Être présent pour la femme enceinte, ce n’est pas seulement l’aider à porter les courses. C’est repérer les signaux faibles, anticiper, rassurer, calmer l’angoisse de l’accouchement ou de la parentalité qui approche. Le cercle familial joue aussi un rôle : la présence des proches, mère, sœur, belle-mère, allège la charge mentale, tisse un cocon autour de la future mère, protège du sentiment d’isolement.

Parfois, il faut aller plus loin. Quand le dialogue ne suffit plus, consulter une sage-femme ou un professionnel de santé fait la différence. Un regard extérieur, neutre, repère ce que le couple a du mal à percevoir : fatigue, anxiété, conflits latents. Les rituels autour de la naissance, la nfâsa, les paroles bienveillantes, la mobilisation du foyer, témoignent d’un soutien social ancré, où chacun a sa place auprès de la mère et de l’enfant.

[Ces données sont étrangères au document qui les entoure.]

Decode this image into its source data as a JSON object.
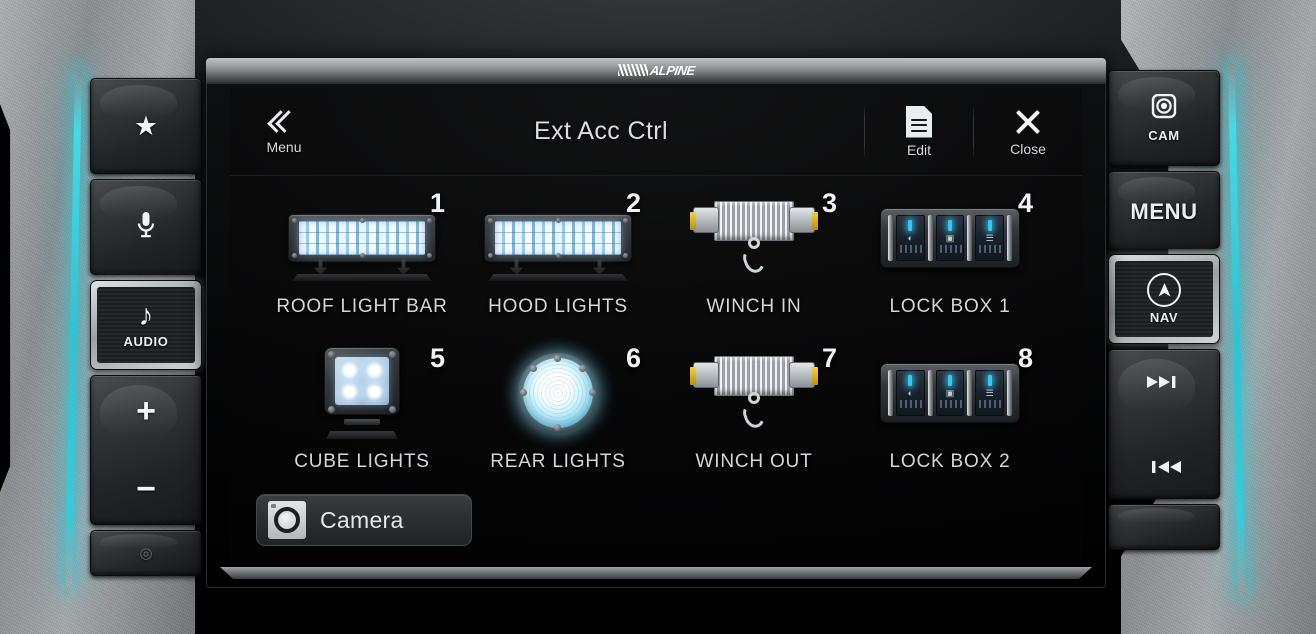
{
  "device": {
    "brand_logo": "ALPINE",
    "left_keys": [
      {
        "name": "favorites",
        "icon": "star-icon",
        "glyph": "★",
        "label": ""
      },
      {
        "name": "voice",
        "icon": "microphone-icon",
        "glyph": "Ἲ4",
        "label": ""
      },
      {
        "name": "audio",
        "icon": "music-note-icon",
        "glyph": "♪",
        "label": "AUDIO"
      },
      {
        "name": "volume-up",
        "icon": "plus-icon",
        "glyph": "+",
        "label": ""
      },
      {
        "name": "volume-down",
        "icon": "minus-icon",
        "glyph": "−",
        "label": ""
      },
      {
        "name": "power",
        "icon": "power-icon",
        "glyph": "◎",
        "label": ""
      }
    ],
    "right_keys": [
      {
        "name": "camera",
        "icon": "camera-icon",
        "glyph": "◎",
        "label": "CAM"
      },
      {
        "name": "menu",
        "icon": "",
        "glyph": "",
        "label": "MENU"
      },
      {
        "name": "nav",
        "icon": "nav-arrow-icon",
        "glyph": "▲",
        "label": "NAV"
      },
      {
        "name": "next-track",
        "icon": "next-track-icon",
        "glyph": "▶▶▏",
        "label": ""
      },
      {
        "name": "prev-track",
        "icon": "prev-track-icon",
        "glyph": "▏◀◀",
        "label": ""
      }
    ],
    "accent_color": "#2ec4d4"
  },
  "screen": {
    "header": {
      "title": "Ext Acc Ctrl",
      "menu_label": "Menu",
      "edit_label": "Edit",
      "close_label": "Close"
    },
    "accessories": [
      {
        "number": "1",
        "label": "ROOF LIGHT BAR",
        "art": "light-bar"
      },
      {
        "number": "2",
        "label": "HOOD LIGHTS",
        "art": "light-bar"
      },
      {
        "number": "3",
        "label": "WINCH IN",
        "art": "winch"
      },
      {
        "number": "4",
        "label": "LOCK BOX 1",
        "art": "switch-panel"
      },
      {
        "number": "5",
        "label": "CUBE LIGHTS",
        "art": "cube-light"
      },
      {
        "number": "6",
        "label": "REAR LIGHTS",
        "art": "round-light"
      },
      {
        "number": "7",
        "label": "WINCH OUT",
        "art": "winch"
      },
      {
        "number": "8",
        "label": "LOCK BOX 2",
        "art": "switch-panel"
      }
    ],
    "footer": {
      "camera_label": "Camera"
    }
  }
}
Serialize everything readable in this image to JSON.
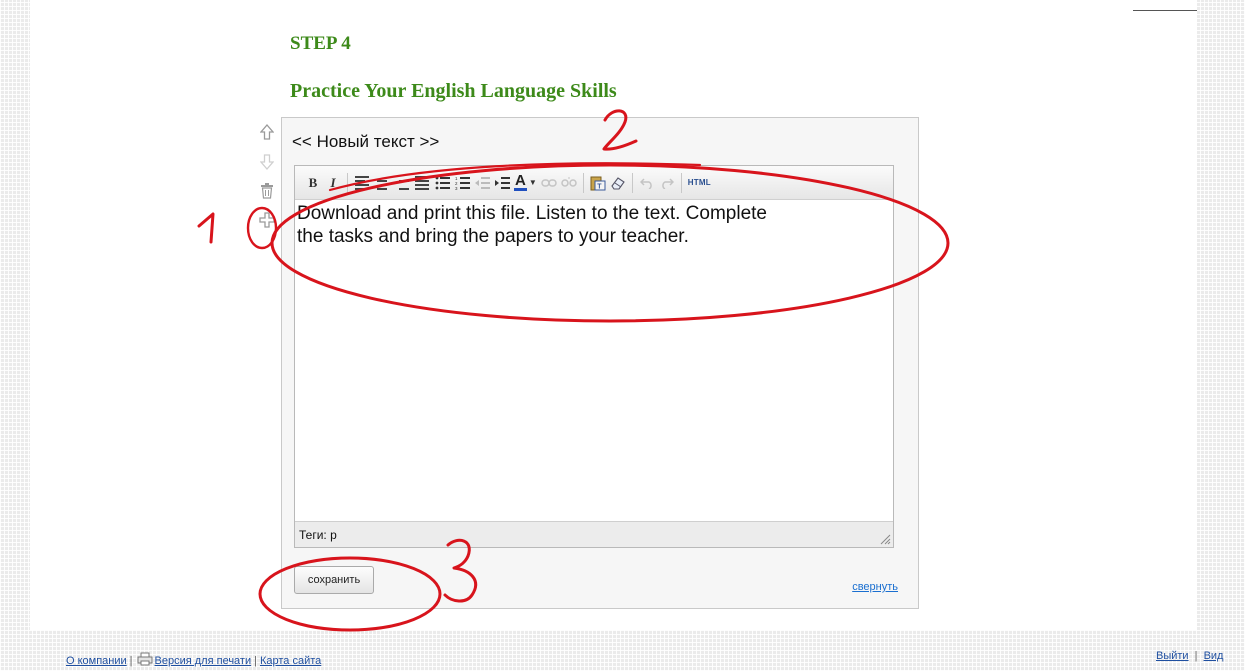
{
  "content": {
    "step": "STEP 4",
    "section_title": "Practice Your English Language Skills"
  },
  "block_tools": [
    {
      "name": "move-up-icon",
      "glyph": "⇧"
    },
    {
      "name": "move-down-icon",
      "glyph": "⇩"
    },
    {
      "name": "delete-icon",
      "glyph": "🗑"
    },
    {
      "name": "add-block-icon",
      "glyph": "✚"
    }
  ],
  "editor": {
    "caption": "<< Новый текст >>",
    "toolbar": {
      "bold": "B",
      "italic": "I",
      "font_color": "A",
      "html_button": "HTML"
    },
    "text": "Download and print this file. Listen to the text. Complete\nthe tasks and bring the papers to your teacher.",
    "status": "Теги: p",
    "save_label": "сохранить",
    "collapse_label": "свернуть"
  },
  "annotations": [
    {
      "name": "annotation-number-1",
      "text": "1"
    },
    {
      "name": "annotation-number-2",
      "text": "2"
    },
    {
      "name": "annotation-number-3",
      "text": "3"
    }
  ],
  "footer": {
    "about": "О компании",
    "print_version": "Версия для печати",
    "sitemap": "Карта сайта",
    "logout": "Выйти",
    "view": "Вид"
  },
  "colors": {
    "heading": "#3d8a1a",
    "link": "#1a6fd0",
    "annotation": "#d8141c"
  }
}
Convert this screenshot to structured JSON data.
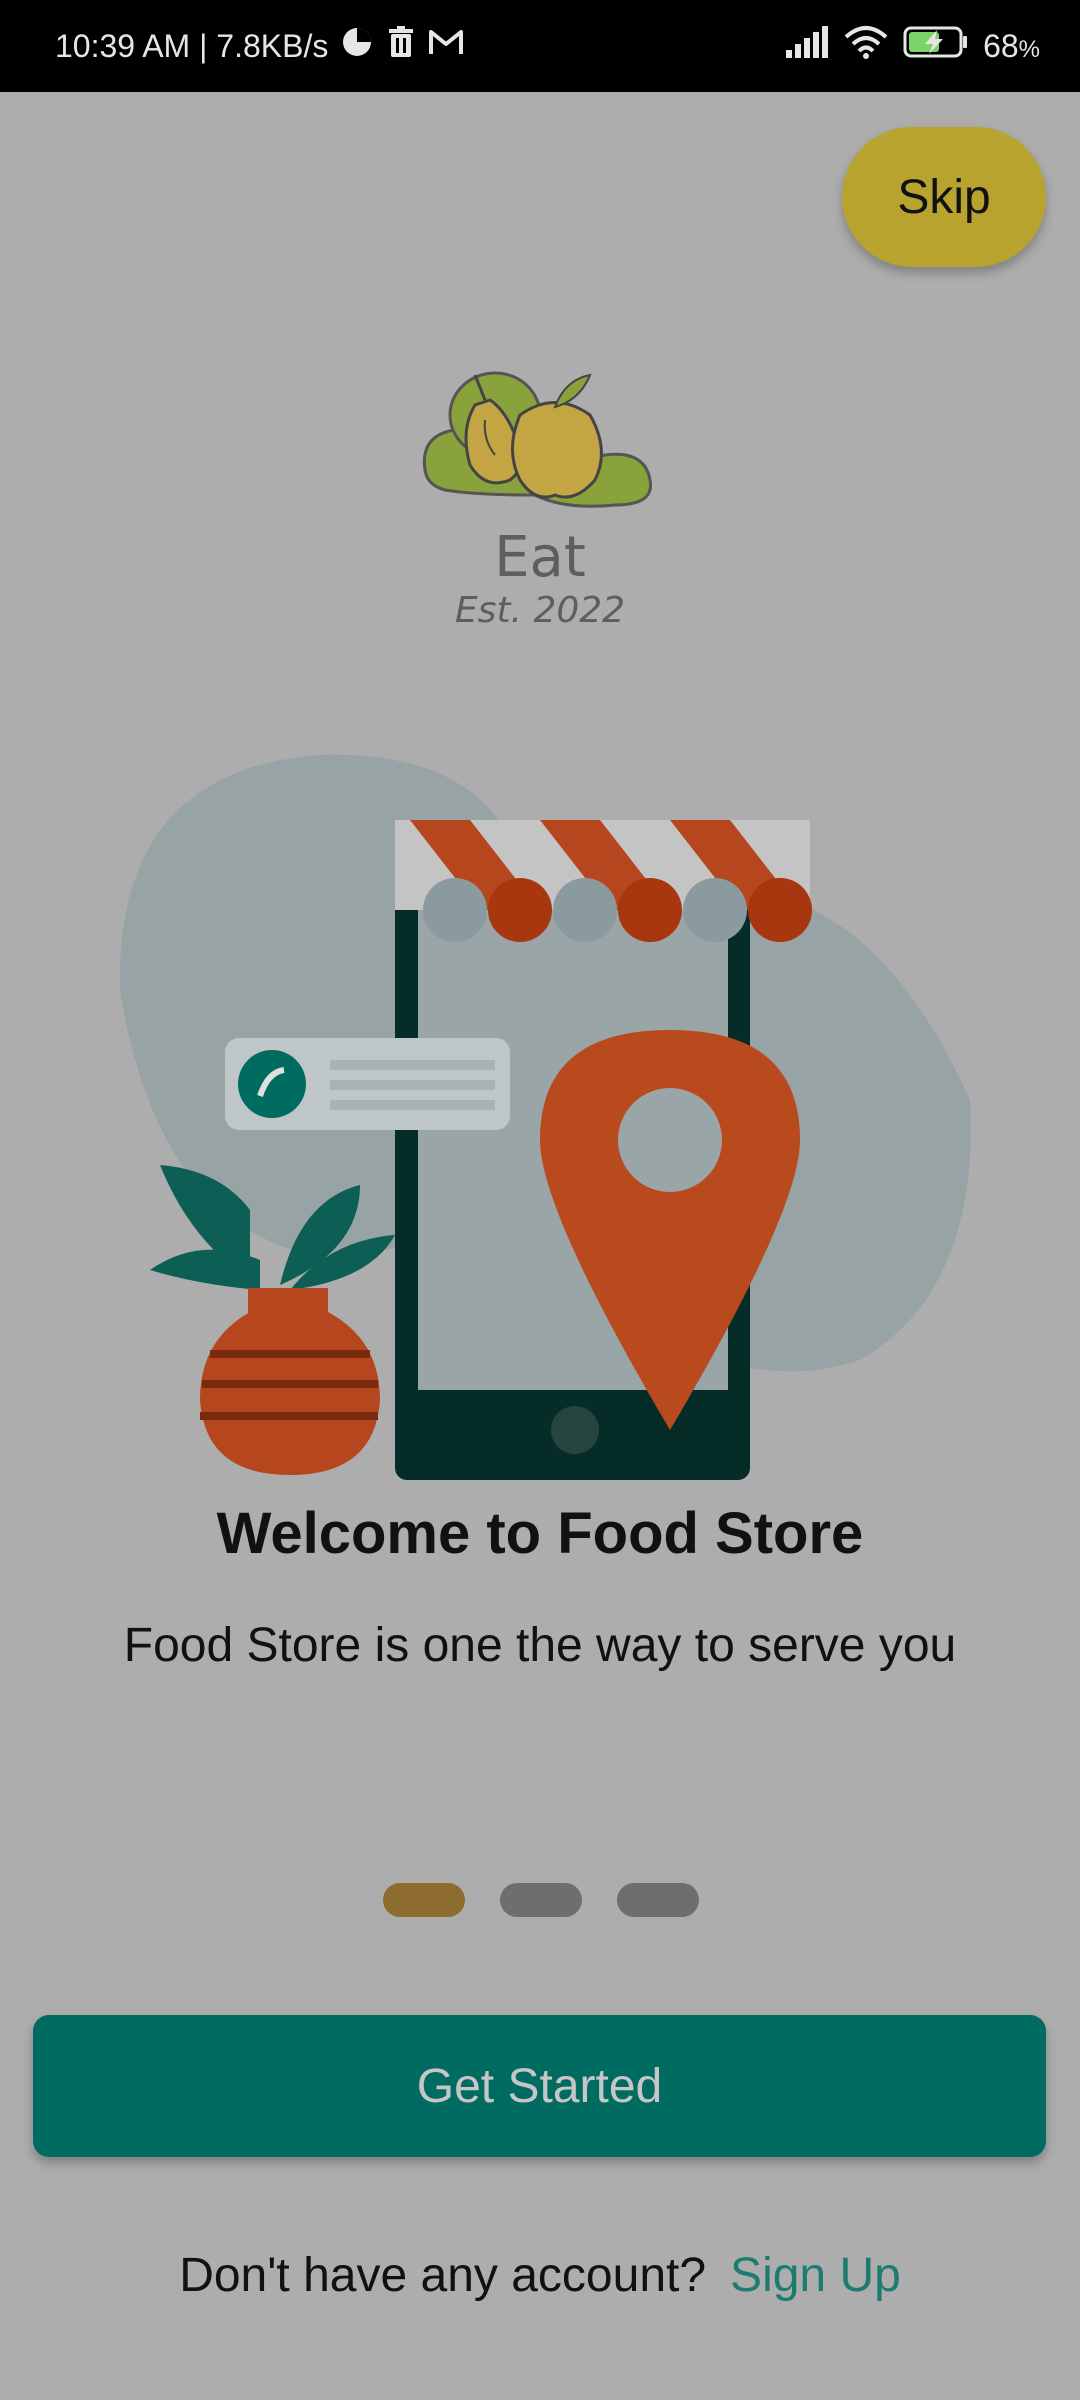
{
  "status_bar": {
    "time_speed": "10:39 AM | 7.8KB/s",
    "battery": "68",
    "battery_unit": "%",
    "icons": [
      "pie-chart-icon",
      "trash-icon",
      "gmail-icon",
      "signal-icon",
      "wifi-icon",
      "battery-charging-icon"
    ]
  },
  "skip_label": "Skip",
  "logo": {
    "name": "Eat",
    "tagline": "Est. 2022"
  },
  "onboarding": {
    "title": "Welcome to Food Store",
    "subtitle": "Food Store is one the way to serve you",
    "page_indicator": {
      "total": 3,
      "current": 1
    }
  },
  "cta": {
    "get_started_label": "Get Started"
  },
  "footer": {
    "prompt": "Don't have any account?",
    "signup_label": "Sign Up"
  },
  "colors": {
    "overlay_bg": "#adadad",
    "skip_bg": "#b8a32f",
    "primary": "#006b60",
    "indicator_active": "#8e6b2e",
    "indicator_inactive": "#6e6e6e",
    "link": "#1e7b70"
  }
}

Voici quelques leviers simples mais puissants à activer au quotidien pour renforcer la complicité :

  • Partager de vrais moments ensemble, loin de la routine ou des tâches obligatoires.
  • Valoriser la reconnaissance mutuelle : prendre le temps de remercier, de féliciter, d’encourager.
  • Mettre sur la table les inquiétudes liées à la grossesse, même les plus banales en apparence.

La grossesse ne coupe pas le couple de ses forces : elle invite à se réinventer. À chaque étape, si l’écoute et le réconfort circulent, le lien se resserre. Et si, au final, ces tempêtes passagères n’étaient qu’une façon d’apprendre à aimer autrement ?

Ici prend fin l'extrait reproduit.